1096 - Lettre-fleuve (lettre à J.-M.), 6

Publié le par 1rΩm1

 

[in  memoriam  J.-M.]

 

12 avril 1982 [suite]

Ce soir, en quittant François, je suis allé manger rue de T. (mes parents sont partis à Florence quelques jours et je n’ai toujours pas d’eau chaude [excuse : ce n’est pas à toi que j’en ai parlé, mais à Pascal], et j’ai fait deux vaisselles, là-bas et ici, ce qui m’a fait reconquérir un peu du principe de réalité nécessaire à nos existences selon un  certain Sigmund Freud — oui. Et j’avais décidé, toujours dans un même ordre d’idées, de travailler et d’un peu avancer à l’intérieur des dix-neuf vers que je dois commenter avant la fin de ces vacances. Je m’y suis donc attelé, pour enfin m’arrêter au douzième vers, exténué par ce tour de force. C’est à ce moment-là que le téléphone a sonné. Simone, que je devais rejoindre après une séance de cinéma, m’annonçait qu’elle n’était pas allée voir de film mais qu’elle m’attendait au “Commerce”, où elle se trouvait en compagnie d’Hervé et d’Alain. Et, incidemment, elle ajoutait : « Il y a là ton amour déçu, juste en face de moi ».

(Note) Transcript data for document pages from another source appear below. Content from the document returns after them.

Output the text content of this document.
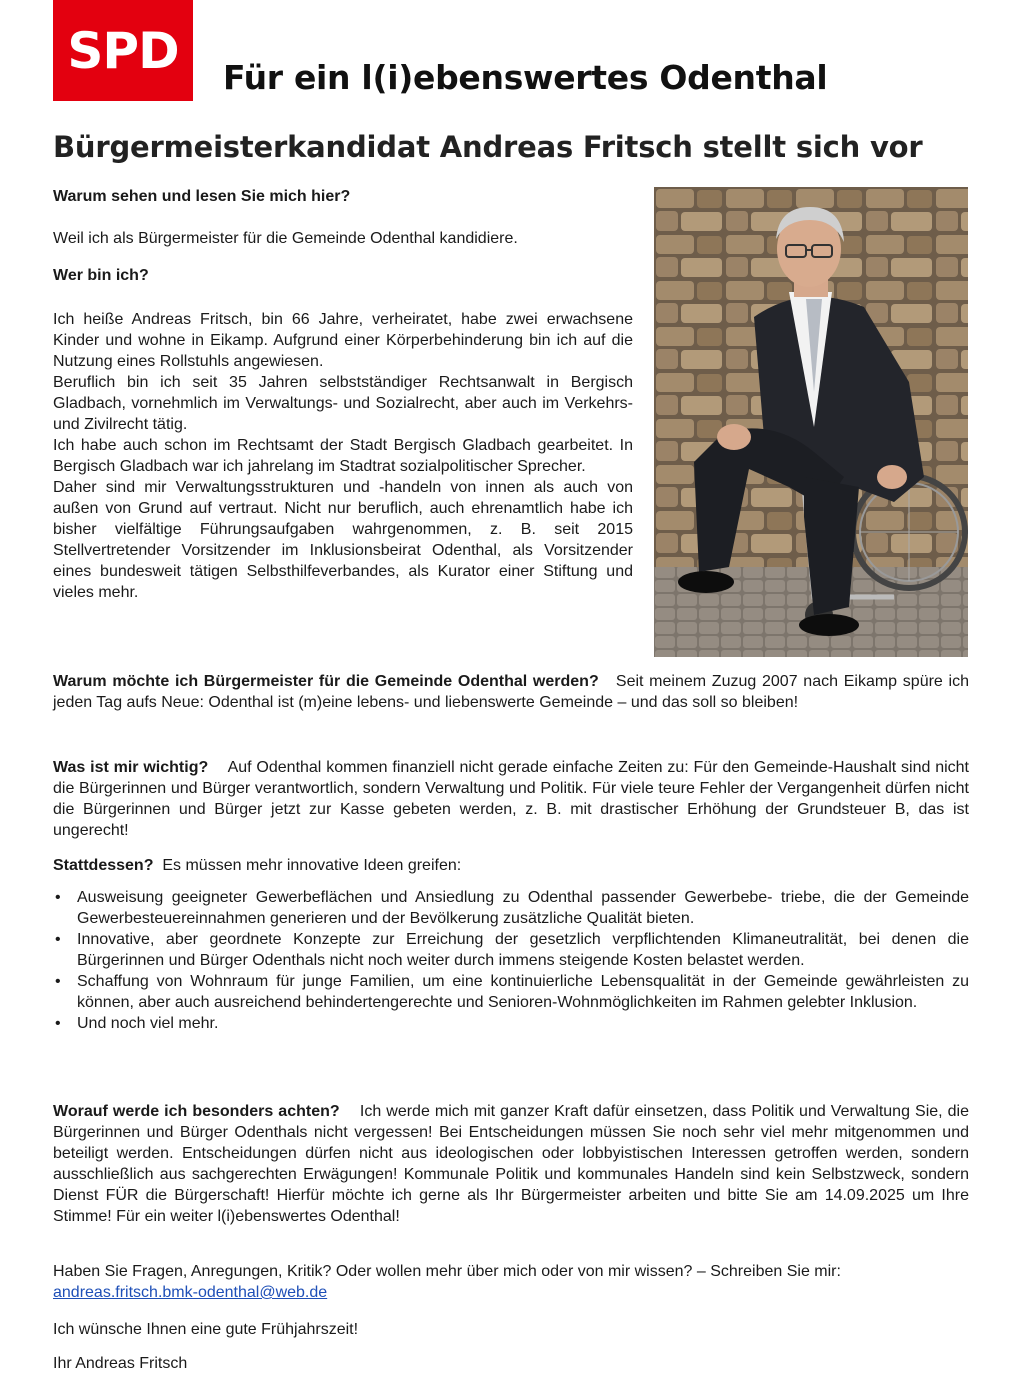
SPD	Für ein l(i)ebenswertes Odenthal
Bürgermeisterkandidat Andreas Fritsch stellt sich vor

Warum sehen und lesen Sie mich hier?

Weil ich als Bürgermeister für die Gemeinde Odenthal kandidiere.

Wer bin ich?

Ich heiße Andreas Fritsch, bin 66 Jahre, verheiratet, habe zwei erwachsene Kinder und wohne in Eikamp. Aufgrund einer Körperbehinderung bin ich auf die Nutzung eines Rollstuhls angewiesen.

Beruflich bin ich seit 35 Jahren selbstständiger Rechtsanwalt in Bergisch Gladbach, vornehmlich im Verwaltungs- und Sozialrecht, aber auch im Verkehrs- und Zivilrecht tätig.

Ich habe auch schon im Rechtsamt der Stadt Bergisch Gladbach gearbeitet. In Bergisch Gladbach war ich jahrelang im Stadtrat sozialpolitischer Sprecher.

Daher sind mir Verwaltungsstrukturen und -handeln von innen als auch von außen von Grund auf vertraut. Nicht nur beruflich, auch ehrenamtlich habe ich bisher vielfältige Führungsaufgaben wahrgenommen, z. B. seit 2015 Stellvertretender Vorsitzender im Inklusionsbeirat Odenthal, als Vorsitzender eines bundesweit tätigen Selbsthilfeverbandes, als Kurator einer Stiftung und vieles mehr.

Warum möchte ich Bürgermeister für die Gemeinde Odenthal werden? Seit meinem Zuzug 2007 nach Eikamp spüre ich jeden Tag aufs Neue: Odenthal ist (m)eine lebens- und liebenswerte Gemeinde – und das soll so bleiben!

Was ist mir wichtig? Auf Odenthal kommen finanziell nicht gerade einfache Zeiten zu: Für den Gemeinde-Haushalt sind nicht die Bürgerinnen und Bürger verantwortlich, sondern Verwaltung und Politik. Für viele teure Fehler der Vergangenheit dürfen nicht die Bürgerinnen und Bürger jetzt zur Kasse gebeten werden, z. B. mit drastischer Erhöhung der Grundsteuer B, das ist ungerecht!

Stattdessen? Es müssen mehr innovative Ideen greifen:

• Ausweisung geeigneter Gewerbeflächen und Ansiedlung zu Odenthal passender Gewerbebe- triebe, die der Gemeinde Gewerbesteuereinnahmen generieren und der Bevölkerung zusätzliche Qualität bieten.
• Innovative, aber geordnete Konzepte zur Erreichung der gesetzlich verpflichtenden Klimaneutralität, bei denen die Bürgerinnen und Bürger Odenthals nicht noch weiter durch immens steigende Kosten belastet werden.
• Schaffung von Wohnraum für junge Familien, um eine kontinuierliche Lebensqualität in der Gemeinde gewährleisten zu können, aber auch ausreichend behindertengerechte und Senioren-Wohnmöglichkeiten im Rahmen gelebter Inklusion.
• Und noch viel mehr.

Worauf werde ich besonders achten? Ich werde mich mit ganzer Kraft dafür einsetzen, dass Politik und Verwaltung Sie, die Bürgerinnen und Bürger Odenthals nicht vergessen! Bei Entscheidungen müssen Sie noch sehr viel mehr mitgenommen und beteiligt werden. Entscheidungen dürfen nicht aus ideologischen oder lobbyistischen Interessen getroffen werden, sondern ausschließlich aus sachgerechten Erwägungen! Kommunale Politik und kommunales Handeln sind kein Selbstzweck, sondern Dienst FÜR die Bürgerschaft! Hierfür möchte ich gerne als Ihr Bürgermeister arbeiten und bitte Sie am 14.09.2025 um Ihre Stimme! Für ein weiter l(i)ebenswertes Odenthal!

Haben Sie Fragen, Anregungen, Kritik? Oder wollen mehr über mich oder von mir wissen? – Schreiben Sie mir:
andreas.fritsch.bmk-odenthal@web.de

Ich wünsche Ihnen eine gute Frühjahrszeit!

Ihr Andreas Fritsch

Je sortis donc. Je laissai René-Guy Cadou bâiller sur son douzième alexandrin, et je sortis.

1096 - Lettre-fleuve (lettre à J.-M.), 6

Je savais que ce soir se fixerait un moment de non-mouvance où je déciderais de la suite du jeu entrepris avec Philippe. — En fait, ce sont les circonstances qui en ont décidé pour moi, en me renvoyant une réalité en décalage avec toutes les réalités que j’avais construites…

 

Lorsque j’entrai au “Commerce”, je vis tout de suite Philippe, tellement ses yeux sont énormes et tellement je crois qu’on y peut accrocher le regard et tellement aussi j’étais descendu pour le voir. Puis je vis Simone, Hervé et Alain. Et seulement après, m’étant installé à leur table, je vis la partenaire de Philippe, la jeune fille qui lui faisait front, une jeune fille sage et de bon ton, l’air gentil et concentré sur le garçon qu’elle avait en face d’elle. Moi qui avais construit un Philippe esseulé (celui de la foire, samedi soir), un Philippe en marge (celui qui prenait son café, seul, sans sa bande de “mignons”, la première fois que je l’ai vu), je voyais à présent un Philippe dragueur — ou dragué ? —, hétérosexuel.

L’énigme reste indéchiffrée à cette heure : Philippe est ce petit mec qui sort, de temps à autre, avec une bande de “p’tits mecs” ? est-il ce jeune homme un peu seul, un peu triste, qui promène ses beaux yeux sur le monde en attendant l’âme sœur ou le corps frère ? est-il une erreur de mon jugement, en tant qu’[il serait un] hétérosexuel jamais dévoyé ? ou bien alors est-il ce « bi » qui me fait toujours penser à ces immenses engins aux deux roues disproportionnées que montaient nos arrière-grands parents ? Et cette jeune fille qui l’accompagnait est-elle simplement sa petite sœur, une amie, sa copine, ou l’égérie maternante dont il est connu — ou cru — que tous les homosexuels ont besoin ? — Autant de questions qui relancent le « code herméneutique » et proclament la fuite en avant des énigmes ! une chose est sûre, il n’est pas la construction d’esprit que j’aurais aimé qu’il soit : c’est-à-dire qu’il n’est pas ce jeune homme très très seul, très très triste, qui balade ses yeux bleus sur l’extérieur, en attendant de trouver le corps frère que j’aurais aimé être pour lui !

— Voilà comment la réalité a montré que le rêve n’était qu’un rêve, […] inaccessible.